Donál antwortete nicht, sondern wand sich den Bewohnern des Glenns zu.
"Heute ist nichts Außergewöhnliches passiert, meine ich. Wie seht ihr das?", sprach er zu den Bewohnern. Die einfältigen Leute des Tals schauten zuerst ein bisschen dümmlich, aber dann schlich sich Erkenntnis in ihre Gesichter. Zuerst bei wenigen, dann bei immer mehr Leuten. Donál fuhr fort. "Die Gegend rund um das Glen ist gefährlich. Es gibt Räuberbanden und wilde Tiere. Jeder von uns weiß, dass man sich in dieser Zeit des Jahres nicht weit in die Wälder wagen darf. So viele verschwinden einfach und werden nie wieder gesehen." Damit drehte er sich wieder zu dem Ritter und seinen Soldaten um. "Das weiß doch wirklich jeder."

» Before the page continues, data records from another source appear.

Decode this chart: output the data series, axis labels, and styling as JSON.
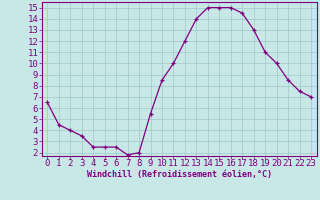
{
  "x": [
    0,
    1,
    2,
    3,
    4,
    5,
    6,
    7,
    8,
    9,
    10,
    11,
    12,
    13,
    14,
    15,
    16,
    17,
    18,
    19,
    20,
    21,
    22,
    23
  ],
  "y": [
    6.5,
    4.5,
    4.0,
    3.5,
    2.5,
    2.5,
    2.5,
    1.8,
    2.0,
    5.5,
    8.5,
    10.0,
    12.0,
    14.0,
    15.0,
    15.0,
    15.0,
    14.5,
    13.0,
    11.0,
    10.0,
    8.5,
    7.5,
    7.0
  ],
  "line_color": "#800080",
  "marker": "+",
  "marker_size": 3,
  "bg_color": "#c8e8e8",
  "grid_color": "#a0c8c8",
  "xlabel": "Windchill (Refroidissement éolien,°C)",
  "xlabel_color": "#800080",
  "tick_color": "#800080",
  "ylim": [
    1.7,
    15.5
  ],
  "xlim": [
    -0.5,
    23.5
  ],
  "yticks": [
    2,
    3,
    4,
    5,
    6,
    7,
    8,
    9,
    10,
    11,
    12,
    13,
    14,
    15
  ],
  "xticks": [
    0,
    1,
    2,
    3,
    4,
    5,
    6,
    7,
    8,
    9,
    10,
    11,
    12,
    13,
    14,
    15,
    16,
    17,
    18,
    19,
    20,
    21,
    22,
    23
  ],
  "spine_color": "#800080",
  "font_size": 6.5
}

Ser Lystar aus dem Hause Nesbitt, Veteran der Königsgarde, starrte Donál mit aufgerissenen Augen an, während der die Axt hob. Und endlich wusste der Ritter, wer da vor ihm stand.
"Ser... Ser Rowan? Bei den Göttern... Ihr seid..."
Schmatzend versank die Axt im Hals des Ritters.
"Ich weiß.", sagte Donál, "Ich bin tot."
Der Ritter sank zu Boden, und während sein Blick sich trübte, starrte er unversonnen auf den blonden Hünen vom Berg, während ringsherum alles in Bewegung geriet. Der Funke hatte genügt.
Die Axt spaltete die Luft, als Donál sich den Soldaten zuwand, die Hunde kläfften kehlig und griffen ebenfalls an, und dann kamen die Talbewohner mit Heugabeln, Hämmern, Spaten und Pickeln. Sie kamen über die Soldaten wie das stille Meer über die steinige Küste.
Das Feuer im Gasthaus des Glens tauchte den Schankraum in ein wohliges Licht. Keenan war schon angenehm betrunken, während er mit zwei Schürfern des Tals würfelte und plauderte.
Da heute nichts Außergewöhnliches geschehen war, sprach der Bursche von seinem Lieblingsthema: Aisling, der Tochter des Wirtes, auf die er schon seit Jahren ein Auge geworfen hatte.
"Du könntest sie ja auch einfach ansprechen.", sagte einer der Schürfer.
"Machst du doch eh ständig, wenn du Bier bestellst.", fügte der andere hinzu, "Ist doch nichts dabei."
"Frag sie doch einfach, ob sie mit dir beim Herbstfest tanzt.", sagte wieder der erste.
"Bist du wahnsinnig?", schnappte Keenan nach Luft, "Er bringt mich um."
"Wer?", fragte der andere Schürfer.
Keenan nickte knapp zu Bevan, dem Wirt, der neben seiner Tochter stand und einen Holzkrug mit einem karierten Tuch auswischte.
"Ach was! Der wartet doch nur drauf, dass dir endlich mal Eier wachsen und du seine Tochter fragst.", erklärte der erste Schürfer grinsend.
Keenan kaute auf der Unterlippe und schwieg eine Weile.
"Er jagt mir Angst ein.", sagte er schließlich, und obwohl die Freunde allesamt angetrunken waren, wussten sie, dass es nicht mehr um den Wirt ging.
"Mir auch.", gab der erste Schürfer zu.
"Ich meine...", sprach Keenan weiter, "Er ist verrückt, oder?"
"Das stimmt.", sagte der andere Schürfer, "Aber ehrlich, ich bin froh, dass er auf unserer Seite ist."
Dazu konnte nun keiner mehr was sagen. Sie hoben stattdessen ihre Krüge und stießen miteinander auf einen weiteren ereignislosen Tag an.